The heating oil discount of 7.5 cents was accepted unanimously. The assumption of the gas network costs by the state received the green light from 58 of the 60 MPs.
The two texts are part of the “Energy” package agreed on February 28 and the “Solidarity” package signed on March 11 after tripartite negotiations. The state is providing a total of 47 million euros for these two measures. A sufficient amount to really help the 59,000 oil-fired households in particular?
The Luxembourg Consumers Association (ULC) denied this. More generally, it considers that “the measures (…) taken by the tripartite (…) are far from sufficient to even come close to guaranteeing the purchasing power of consumers”.
This criticism is accentuated with regard to energy. “The per se ridiculous subsidy of 7.5 centimes per liter on petrol, diesel and heating oil will not be nearly enough to even come close to offsetting the previous drastic price increases,” the organization said in a press release issued on March 28.
Strong price increase this Saturday
On April 13, the day the discount of 7.5 cents came into effect, the price of petrol was 1.632 euros per liter (Super 95) and 1.726 euros (Super 98). This Saturday, at EUR 1.744 and EUR 1.841 per liter, i.e. 0.112 cents and 0.115 cents more than on April 13, a new high since the introduction of the discounts was reached.
Diesel, which started at 1.643 euros per liter, goes to 1.841 euros this Saturday, 0.198 cents more than when the government rebates were introduced.
Heating oil also peaked this Saturday with a price of 1,325 euros (10 ppm) and 1,319 euros (50 ppm) per liter. Basically, the price goes down from Monday, the effective date of the 7.5 cent discount, to 1,250 euros and 1,244 euros.
Gasoline prices are now 15 times higher than before the health crisis began. From 20 euros per MWh we went over 300 euros.
Again, the ULC believes that the government’s support measures “are not sufficient to maintain consumer spending power in the face of expected inflation and in particular the dizzying rise in energy prices”.
Not only the size of the rebates is considered insufficient, but also the duration of the two measures, which is limited to July 31 for fuel and December 31 for heating oil.
Consumer advocates continue to advocate the introduction of an increase in the tax deduction amount, a cap on all energy prices, a reduction in excise duty and value added tax, and the suspension of the CO tax2“as is the case in some other EU countries”.
“In Luxembourg, a country of services, not only many employees but also companies depend on their vehicles,” recalls the ULC, which criticizes the government for a “more flanking anti-consumption policy (…)” of pure ideology , than to take into account people’s daily concerns and needs”.
Towards a tax credit or “good energy”?
During the debate on the two legal texts on Wednesday and Thursday in the House of Representatives, certain points of criticism were also raised. The CSV says it has “no problem” giving a discount of 16 eurocents, the maximum allowed by the EU.
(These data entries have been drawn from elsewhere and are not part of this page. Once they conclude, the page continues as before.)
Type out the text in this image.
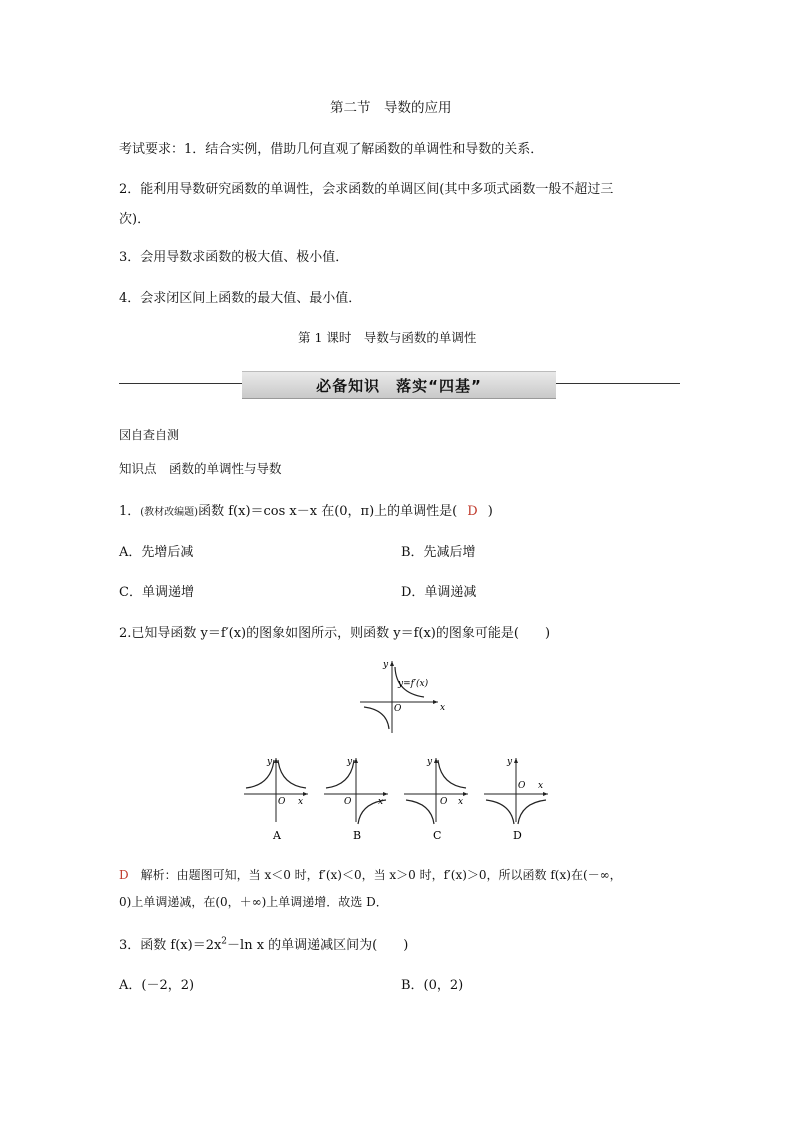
第二节　导数的应用
考试要求：1．结合实例，借助几何直观了解函数的单调性和导数的关系．
2．能利用导数研究函数的单调性，会求函数的单调区间(其中多项式函数一般不超过三
次)．
3．会用导数求函数的极大值、极小值．
4．会求闭区间上函数的最大值、最小值．
第 1 课时　导数与函数的单调性
必备知识　落实“四基”
㘝自查自测
知识点　函数的单调性与导数
1．(教材改编题)函数 f(x)＝cos x－x 在(0，π)上的单调性是( D )
A．先增后减	B．先减后增
C．单调递增	D．单调递减
2.已知导函数 y＝f′(x)的图象如图所示，则函数 y＝f(x)的图象可能是(　　)
y
x
O
y=f′(x)
y
O x
A
y
O	x
B
y
O x
C
y
O x
D
D 解析：由题图可知，当 x＜0 时，f′(x)＜0，当 x＞0 时，f′(x)＞0，所以函数 f(x)在(－∞，
0)上单调递减，在(0，＋∞)上单调递增．故选 D．
3．函数 $f(x)=2x^2-\ln$ x 的单调递减区间为(　　)
A．(－2，2)	B．(0，2)
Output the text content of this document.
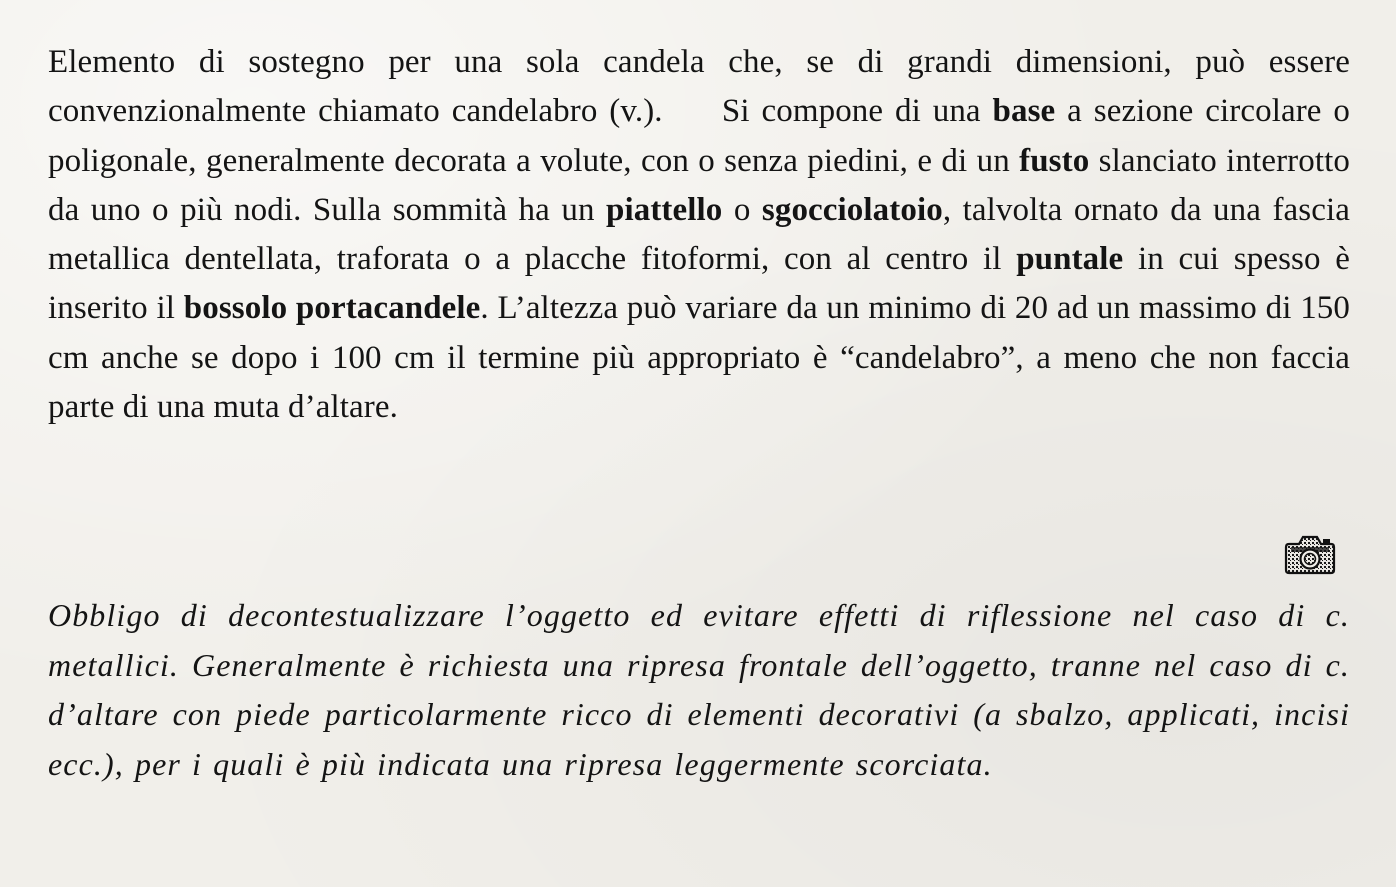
Elemento di sostegno per una sola candela che, se di grandi dimensioni, può essere convenzionalmente chiamato candelabro (v.). Si compone di una base a sezione circolare o poligonale, generalmente decorata a volute, con o senza piedini, e di un fusto slanciato interrotto da uno o più nodi. Sulla sommità ha un piattello o sgocciolatoio, talvolta ornato da una fascia metallica dentellata, traforata o a placche fitoformi, con al centro il puntale in cui spesso è inserito il bossolo portacandele. L’altezza può variare da un minimo di 20 ad un massimo di 150 cm anche se dopo i 100 cm il termine più appropriato è “candelabro”, a meno che non faccia parte di una muta d’altare.

Obbligo di decontestualizzare l’oggetto ed evitare effetti di riflessione nel caso di c. metallici. Generalmente è richiesta una ripresa frontale dell’oggetto, tranne nel caso di c. d’altare con piede particolarmente ricco di elementi decorativi (a sbalzo, applicati, incisi ecc.), per i quali è più indicata una ripresa leggermente scorciata.
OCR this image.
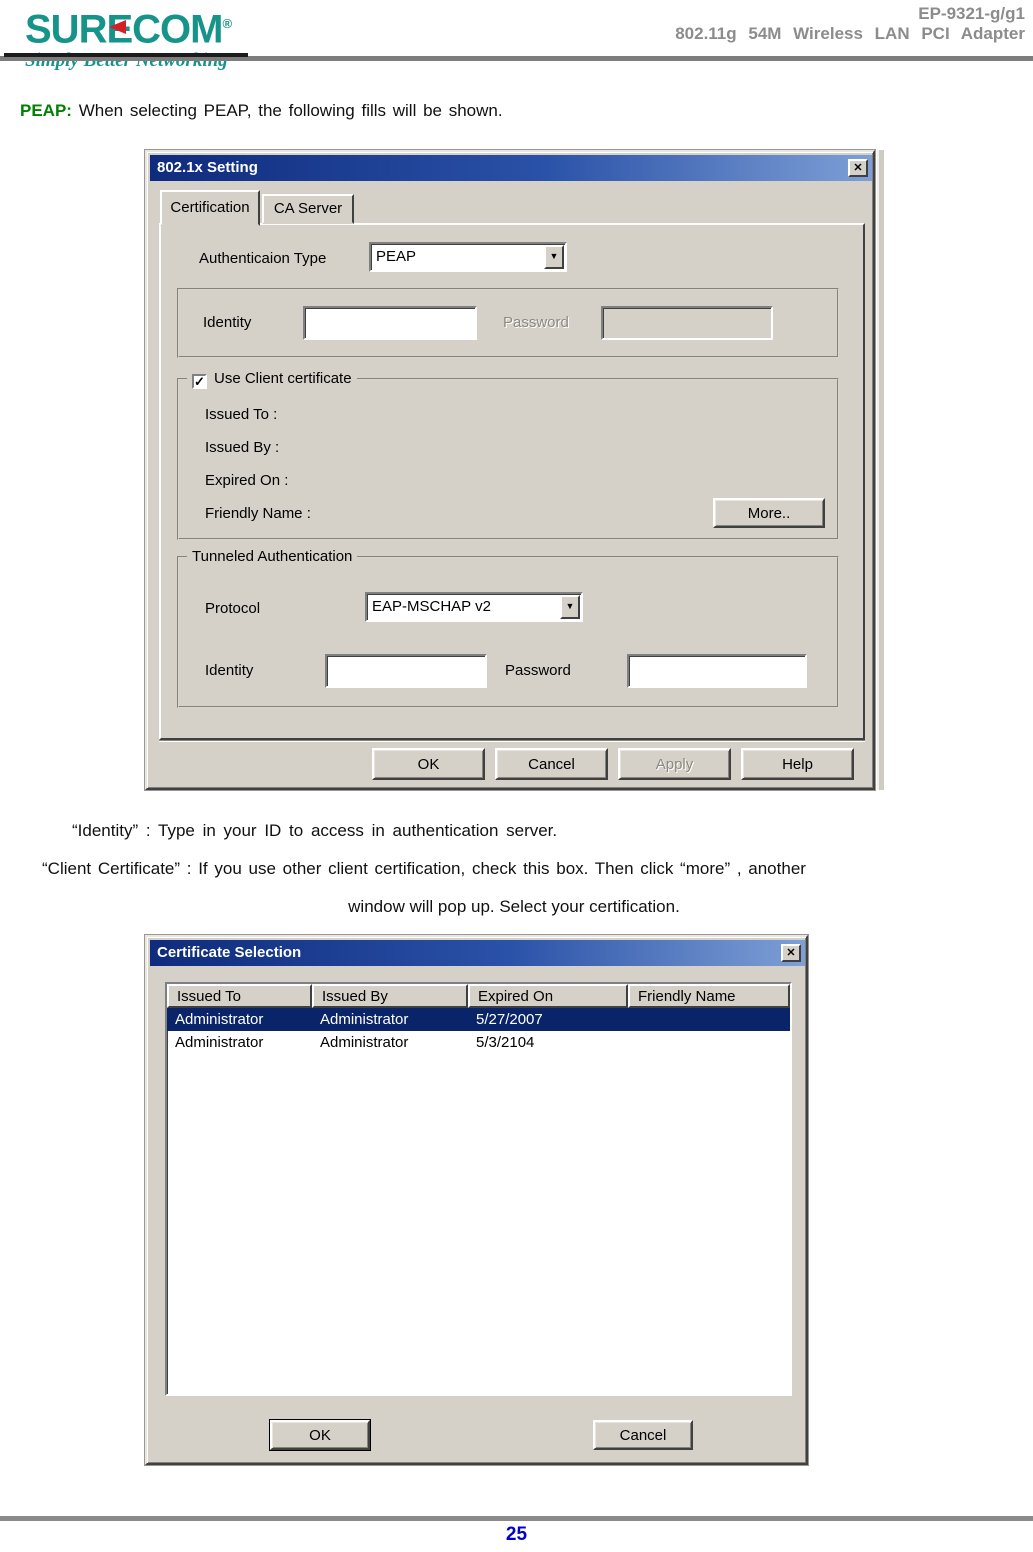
SURECOM®
EP-9321-g/g1
802.11g 54M Wireless LAN PCI Adapter
PEAP: When selecting PEAP, the following fills will be shown.
802.1x Setting	✕
Certification	CA Server
Authenticaion Type	PEAP	▼
Identity	Password
✓ Use Client certificate
Issued To :
Issued By :
Expired On :
Friendly Name :	More..
Tunneled Authentication
Protocol	EAP-MSCHAP v2	▼
Identity	Password
OK	Cancel	Apply	Help
“Identity” : Type in your ID to access in authentication server.
“Client Certificate” : If you use other client certification, check this box. Then click “more” , another
window will pop up. Select your certification.
Certificate Selection	✕
Issued To	Issued By	Expired On	Friendly Name
Administrator	Administrator	5/27/2007
Administrator	Administrator	5/3/2104
OK	Cancel
25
The ADR advocates a strong tax cut and the abolition of the CO2 tax. The Pirate Party considers the 7.5 cents to be purely a “subsidy for tankers”. Déi Lénk denounces speculation about energy prices.
Josée Lorsché (déi gréng) supports the two measures without commenting too much on what Deputy Prime Minister François Bausch had said about the “absurd” nature of the fuel rebate.
If the aid measures are nevertheless extended beyond July 31 or even December 31, the Greens want the introduction of a tax credit to combat energy poverty or even “good energy”.
Luxembourg’s energy mix contains 13.8% Russian gas
What will happen to the security of energy supply if the Grand Duchy is again cut off from the Russian grid? “We have prepared for all scenarios over the past few months,” says Energy Minister Claude Turmes. Questioned in the plenary by Jessie Thill (déi gréng) MP, the minister recalled that Luxembourg was very little dependent on the Russian network.
The latest figure from Brussels think tank Bruegel reports imports of 13.8% of Russian gas. This number is presented in response to a parliamentary question by Paul Galles (CSV).
However, the fact that the gas is listed on the stock exchange makes it “difficult to assess with certainty the share of Russian gas in Luxembourg’s energy mix”. It should also be noted that the imported gas is routed through Belgium.
The share of gas from Norway and LPG deliveries arriving in the port of Zeebrugge have increased significantly since 2021.